Just because you have a hard life - why would you wish it on others? If you keep your head above water, you deserve a lot of respect for coping, and a lot of sympathy too, if you have a hard life. But personal attacks? Why? (Even though this OP has rather set herself up for it ...)

GMajor7DeadlySins · 24/10/2010 13:56

Tootles Namechanging will make that impossible unfortunately.

A bit miffed because the OP is obviously doing this to entertain herself. Fair enough. This is AIBU. I started a thread about handbags recently for the same reason.

HOWEVER I knew that no-one was going to be deeply hurt/offended by my OP. BitchyWitchy/Momma is well aware of the upset she will have caused and I struggle to comprehend how she could derive pleasure from this, I really do.

Tootlesmummy · 24/10/2010 14:01

I know you're right but I wish we could.

As you say, having a bit of fun re handbags is one thing. Something like this though, especially at a time like this is particularly insensitive.

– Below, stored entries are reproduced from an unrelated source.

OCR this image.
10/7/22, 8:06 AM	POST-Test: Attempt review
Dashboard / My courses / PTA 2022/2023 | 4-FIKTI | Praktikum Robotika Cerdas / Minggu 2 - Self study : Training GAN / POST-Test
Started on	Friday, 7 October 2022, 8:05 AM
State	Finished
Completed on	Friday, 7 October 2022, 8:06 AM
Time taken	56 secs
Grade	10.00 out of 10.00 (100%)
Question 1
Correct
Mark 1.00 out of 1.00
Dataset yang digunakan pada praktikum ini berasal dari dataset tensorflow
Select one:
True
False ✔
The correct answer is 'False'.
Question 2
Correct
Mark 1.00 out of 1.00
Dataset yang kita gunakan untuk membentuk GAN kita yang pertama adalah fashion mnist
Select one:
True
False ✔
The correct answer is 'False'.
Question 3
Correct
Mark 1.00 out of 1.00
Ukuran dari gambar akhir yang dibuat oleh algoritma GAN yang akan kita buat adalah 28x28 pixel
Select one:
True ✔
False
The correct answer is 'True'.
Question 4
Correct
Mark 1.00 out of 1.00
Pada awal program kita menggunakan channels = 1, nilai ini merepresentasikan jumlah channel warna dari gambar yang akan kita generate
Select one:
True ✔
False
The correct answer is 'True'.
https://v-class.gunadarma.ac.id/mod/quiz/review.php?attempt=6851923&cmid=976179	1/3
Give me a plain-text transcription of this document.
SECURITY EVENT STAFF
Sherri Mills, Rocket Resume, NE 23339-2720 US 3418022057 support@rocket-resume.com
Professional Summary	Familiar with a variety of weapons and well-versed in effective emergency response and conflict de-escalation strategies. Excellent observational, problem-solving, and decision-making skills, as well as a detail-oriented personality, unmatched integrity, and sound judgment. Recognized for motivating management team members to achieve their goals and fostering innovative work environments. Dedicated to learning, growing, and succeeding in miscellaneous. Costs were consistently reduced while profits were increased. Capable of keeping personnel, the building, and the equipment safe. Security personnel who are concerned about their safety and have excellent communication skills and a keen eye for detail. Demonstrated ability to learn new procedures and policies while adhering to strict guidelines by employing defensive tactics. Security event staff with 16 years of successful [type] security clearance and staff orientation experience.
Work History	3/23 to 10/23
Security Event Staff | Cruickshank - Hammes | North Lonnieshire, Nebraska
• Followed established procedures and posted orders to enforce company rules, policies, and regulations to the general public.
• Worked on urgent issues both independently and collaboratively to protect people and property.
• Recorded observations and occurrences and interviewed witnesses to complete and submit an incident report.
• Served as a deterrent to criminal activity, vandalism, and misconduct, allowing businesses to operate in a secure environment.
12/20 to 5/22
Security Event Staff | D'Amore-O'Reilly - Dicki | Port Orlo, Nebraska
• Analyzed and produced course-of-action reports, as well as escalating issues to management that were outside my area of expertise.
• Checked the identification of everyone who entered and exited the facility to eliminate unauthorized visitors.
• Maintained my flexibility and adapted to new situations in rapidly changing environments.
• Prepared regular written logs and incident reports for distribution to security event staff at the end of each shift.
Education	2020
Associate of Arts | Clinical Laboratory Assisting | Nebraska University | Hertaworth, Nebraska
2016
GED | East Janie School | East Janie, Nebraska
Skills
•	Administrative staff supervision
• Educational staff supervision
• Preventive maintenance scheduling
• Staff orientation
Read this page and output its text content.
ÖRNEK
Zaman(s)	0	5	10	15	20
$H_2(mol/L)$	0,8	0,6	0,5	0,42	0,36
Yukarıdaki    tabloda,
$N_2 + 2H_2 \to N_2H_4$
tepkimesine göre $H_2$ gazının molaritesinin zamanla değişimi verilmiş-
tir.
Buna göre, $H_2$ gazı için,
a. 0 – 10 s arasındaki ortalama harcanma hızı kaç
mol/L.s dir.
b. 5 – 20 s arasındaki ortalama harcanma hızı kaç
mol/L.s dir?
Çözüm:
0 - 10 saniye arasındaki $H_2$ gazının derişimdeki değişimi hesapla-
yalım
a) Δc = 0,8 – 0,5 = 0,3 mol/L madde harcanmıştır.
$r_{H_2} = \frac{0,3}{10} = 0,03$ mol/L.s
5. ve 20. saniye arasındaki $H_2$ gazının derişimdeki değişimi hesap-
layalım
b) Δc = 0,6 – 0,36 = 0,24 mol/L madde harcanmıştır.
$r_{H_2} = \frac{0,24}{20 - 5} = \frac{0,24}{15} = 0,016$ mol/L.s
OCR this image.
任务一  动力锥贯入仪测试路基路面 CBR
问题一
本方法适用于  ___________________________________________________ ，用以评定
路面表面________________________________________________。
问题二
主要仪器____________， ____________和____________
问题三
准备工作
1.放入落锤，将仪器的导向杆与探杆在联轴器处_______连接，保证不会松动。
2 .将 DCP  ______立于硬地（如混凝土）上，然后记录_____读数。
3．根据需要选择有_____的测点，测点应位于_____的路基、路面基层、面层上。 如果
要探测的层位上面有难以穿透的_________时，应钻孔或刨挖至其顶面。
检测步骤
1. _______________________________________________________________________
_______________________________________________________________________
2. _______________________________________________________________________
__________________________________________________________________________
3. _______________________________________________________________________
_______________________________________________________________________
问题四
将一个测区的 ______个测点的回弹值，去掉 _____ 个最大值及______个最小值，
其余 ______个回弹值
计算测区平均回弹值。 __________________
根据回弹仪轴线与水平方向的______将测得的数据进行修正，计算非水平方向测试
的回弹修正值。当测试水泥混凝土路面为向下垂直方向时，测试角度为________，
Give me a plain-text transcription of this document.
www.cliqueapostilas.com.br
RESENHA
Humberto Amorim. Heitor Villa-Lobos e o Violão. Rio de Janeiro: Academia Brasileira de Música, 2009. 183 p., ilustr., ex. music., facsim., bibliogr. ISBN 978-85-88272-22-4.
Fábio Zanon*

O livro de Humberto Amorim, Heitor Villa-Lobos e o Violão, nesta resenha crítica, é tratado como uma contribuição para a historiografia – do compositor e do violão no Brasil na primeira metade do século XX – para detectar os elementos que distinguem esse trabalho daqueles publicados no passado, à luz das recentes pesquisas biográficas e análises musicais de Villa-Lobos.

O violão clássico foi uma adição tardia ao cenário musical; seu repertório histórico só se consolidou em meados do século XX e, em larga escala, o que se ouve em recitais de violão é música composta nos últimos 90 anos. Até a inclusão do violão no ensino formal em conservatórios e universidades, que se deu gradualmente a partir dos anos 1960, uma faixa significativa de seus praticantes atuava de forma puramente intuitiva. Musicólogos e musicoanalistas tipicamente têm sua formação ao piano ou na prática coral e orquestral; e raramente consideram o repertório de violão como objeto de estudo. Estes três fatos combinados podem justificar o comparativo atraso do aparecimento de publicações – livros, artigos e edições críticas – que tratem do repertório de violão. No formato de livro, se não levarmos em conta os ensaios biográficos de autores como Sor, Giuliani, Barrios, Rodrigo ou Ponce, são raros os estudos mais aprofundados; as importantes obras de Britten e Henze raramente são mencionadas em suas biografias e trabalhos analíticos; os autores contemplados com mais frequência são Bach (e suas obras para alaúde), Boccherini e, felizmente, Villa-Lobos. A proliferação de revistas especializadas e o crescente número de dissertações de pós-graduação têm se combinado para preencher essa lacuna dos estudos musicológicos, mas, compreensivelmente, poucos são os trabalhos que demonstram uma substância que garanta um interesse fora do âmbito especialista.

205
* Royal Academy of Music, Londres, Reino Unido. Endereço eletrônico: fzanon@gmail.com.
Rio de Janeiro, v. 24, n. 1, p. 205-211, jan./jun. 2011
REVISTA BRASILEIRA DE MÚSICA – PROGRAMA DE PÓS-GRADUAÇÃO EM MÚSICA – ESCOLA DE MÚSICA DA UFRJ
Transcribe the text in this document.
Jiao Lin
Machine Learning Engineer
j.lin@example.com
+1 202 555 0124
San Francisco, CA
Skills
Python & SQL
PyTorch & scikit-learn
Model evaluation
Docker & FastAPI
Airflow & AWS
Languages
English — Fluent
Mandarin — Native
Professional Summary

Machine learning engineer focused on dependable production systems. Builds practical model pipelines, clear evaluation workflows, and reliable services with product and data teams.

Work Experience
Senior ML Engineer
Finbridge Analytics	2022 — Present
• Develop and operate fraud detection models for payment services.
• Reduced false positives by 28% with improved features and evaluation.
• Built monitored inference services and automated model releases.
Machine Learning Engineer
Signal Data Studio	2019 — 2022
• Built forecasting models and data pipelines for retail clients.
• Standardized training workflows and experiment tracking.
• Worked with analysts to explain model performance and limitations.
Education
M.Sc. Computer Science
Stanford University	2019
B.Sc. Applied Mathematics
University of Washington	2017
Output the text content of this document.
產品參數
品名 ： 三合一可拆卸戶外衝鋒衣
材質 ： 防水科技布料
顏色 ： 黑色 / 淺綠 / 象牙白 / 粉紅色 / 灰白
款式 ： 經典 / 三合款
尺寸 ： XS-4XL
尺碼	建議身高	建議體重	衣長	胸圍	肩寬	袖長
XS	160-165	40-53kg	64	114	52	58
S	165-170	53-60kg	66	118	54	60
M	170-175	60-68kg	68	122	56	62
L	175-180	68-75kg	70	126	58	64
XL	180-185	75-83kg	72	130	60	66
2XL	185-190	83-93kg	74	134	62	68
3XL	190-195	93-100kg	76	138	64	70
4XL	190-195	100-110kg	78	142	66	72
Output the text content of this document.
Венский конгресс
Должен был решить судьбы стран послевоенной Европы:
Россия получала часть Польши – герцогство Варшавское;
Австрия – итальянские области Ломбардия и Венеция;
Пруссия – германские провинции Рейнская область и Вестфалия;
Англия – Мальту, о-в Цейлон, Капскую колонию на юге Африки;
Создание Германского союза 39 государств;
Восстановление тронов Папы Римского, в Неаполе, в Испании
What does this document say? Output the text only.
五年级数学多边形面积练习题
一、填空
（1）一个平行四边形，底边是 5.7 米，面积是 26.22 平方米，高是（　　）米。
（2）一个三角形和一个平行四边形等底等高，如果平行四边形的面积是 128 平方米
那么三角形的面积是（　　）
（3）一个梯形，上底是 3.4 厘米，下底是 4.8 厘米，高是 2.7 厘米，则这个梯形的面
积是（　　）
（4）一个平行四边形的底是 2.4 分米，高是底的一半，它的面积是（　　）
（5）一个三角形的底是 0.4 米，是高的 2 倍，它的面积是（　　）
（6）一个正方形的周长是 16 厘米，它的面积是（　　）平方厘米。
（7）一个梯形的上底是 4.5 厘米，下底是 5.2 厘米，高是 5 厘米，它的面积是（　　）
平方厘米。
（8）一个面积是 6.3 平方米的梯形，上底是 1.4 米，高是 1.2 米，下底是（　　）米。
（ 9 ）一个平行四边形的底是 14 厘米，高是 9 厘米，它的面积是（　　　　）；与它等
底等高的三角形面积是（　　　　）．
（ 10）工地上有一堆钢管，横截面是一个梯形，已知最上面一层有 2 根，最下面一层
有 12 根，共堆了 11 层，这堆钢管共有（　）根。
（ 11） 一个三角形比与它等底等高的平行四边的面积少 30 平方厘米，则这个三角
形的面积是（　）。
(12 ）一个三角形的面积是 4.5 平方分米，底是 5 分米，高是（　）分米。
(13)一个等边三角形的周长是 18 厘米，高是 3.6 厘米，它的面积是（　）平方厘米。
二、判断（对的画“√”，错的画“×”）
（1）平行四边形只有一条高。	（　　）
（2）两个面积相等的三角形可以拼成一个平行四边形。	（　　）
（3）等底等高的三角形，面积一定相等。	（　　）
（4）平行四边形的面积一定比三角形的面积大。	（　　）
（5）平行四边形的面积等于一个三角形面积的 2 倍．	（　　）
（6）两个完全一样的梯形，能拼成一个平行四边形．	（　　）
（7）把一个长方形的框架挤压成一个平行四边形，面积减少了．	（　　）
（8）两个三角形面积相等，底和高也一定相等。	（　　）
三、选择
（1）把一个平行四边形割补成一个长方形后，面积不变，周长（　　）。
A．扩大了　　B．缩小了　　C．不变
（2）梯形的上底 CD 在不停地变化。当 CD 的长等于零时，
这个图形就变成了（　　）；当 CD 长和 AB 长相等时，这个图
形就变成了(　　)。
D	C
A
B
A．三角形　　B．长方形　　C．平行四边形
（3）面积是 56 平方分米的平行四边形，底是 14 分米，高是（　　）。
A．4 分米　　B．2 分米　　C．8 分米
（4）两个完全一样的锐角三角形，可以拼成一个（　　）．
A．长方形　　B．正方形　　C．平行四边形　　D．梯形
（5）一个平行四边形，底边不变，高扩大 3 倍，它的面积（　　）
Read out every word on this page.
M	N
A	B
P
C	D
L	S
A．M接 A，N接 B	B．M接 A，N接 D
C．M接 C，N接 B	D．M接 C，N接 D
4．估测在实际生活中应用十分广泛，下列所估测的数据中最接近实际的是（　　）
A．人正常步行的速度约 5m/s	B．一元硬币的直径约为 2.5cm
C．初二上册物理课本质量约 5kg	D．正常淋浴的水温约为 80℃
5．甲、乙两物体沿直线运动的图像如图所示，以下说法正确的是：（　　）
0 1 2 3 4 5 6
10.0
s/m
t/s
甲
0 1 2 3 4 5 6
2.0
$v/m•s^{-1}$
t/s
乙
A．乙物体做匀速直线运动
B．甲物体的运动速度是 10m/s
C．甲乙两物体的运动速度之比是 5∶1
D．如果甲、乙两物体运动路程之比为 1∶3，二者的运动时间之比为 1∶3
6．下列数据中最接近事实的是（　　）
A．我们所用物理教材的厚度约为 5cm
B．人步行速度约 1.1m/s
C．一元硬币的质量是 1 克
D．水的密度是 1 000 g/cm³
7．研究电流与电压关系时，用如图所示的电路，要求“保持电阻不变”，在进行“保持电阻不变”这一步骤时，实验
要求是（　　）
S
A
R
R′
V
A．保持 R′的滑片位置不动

Litchick · 24/10/2010 14:07

Ah but therein lies the rub.

Some people have no moral code. They don't mind who they upset or offend. Tis sport.

I have come to the conclusion that most of us will never understand the motivation of such people.

Litchick · 24/10/2010 14:10

Suffice it to say, that those who seek to make others unhappy, are nver happy themselves...

Cue Op returning to say, I'm completely happy me,lol, far more happy than you lot of losers. You should hear me laugh, when I'm cashing my benefits cheque with my shit hot husband and clean children.
Laugh. We never fucking stop in our house. Ha ha ha ha ha ha ha......

domesticsluttery · 24/10/2010 14:22

I can't see that 4 DC is a 2 person job either (exceptions obviously for diabilities etc).

Admittedly I only have 3, but I had them very close together (20 months between DS1 and DS2, and 20 months between DS2 and DD, meaning I had 3 under 3.5). DH worked a 45 hour week throughout, apart from paternity leave (or holiday before paternity leave existed). I was made redundant whilst on maternity leave with DS1 and was unemployed for about 4 weeks between the end of my meternity leave and starting a new job when DS1 was 4.5 months old. I went back to work (PT) when DS2 was 6.5 months old and when DD was 4 months old. When DD was 6 months old I also started studying with the OU, which I finished this year.

I think the kindest thing I can think of to say is that perhaps the health problems you talked about on the other thread are related to some kind of depression and that is leading you to post this kind of thread. Perhaps your health problems mean you feel you can't cope with your children without your DH at home. In which case I hope you get it sorted out soon.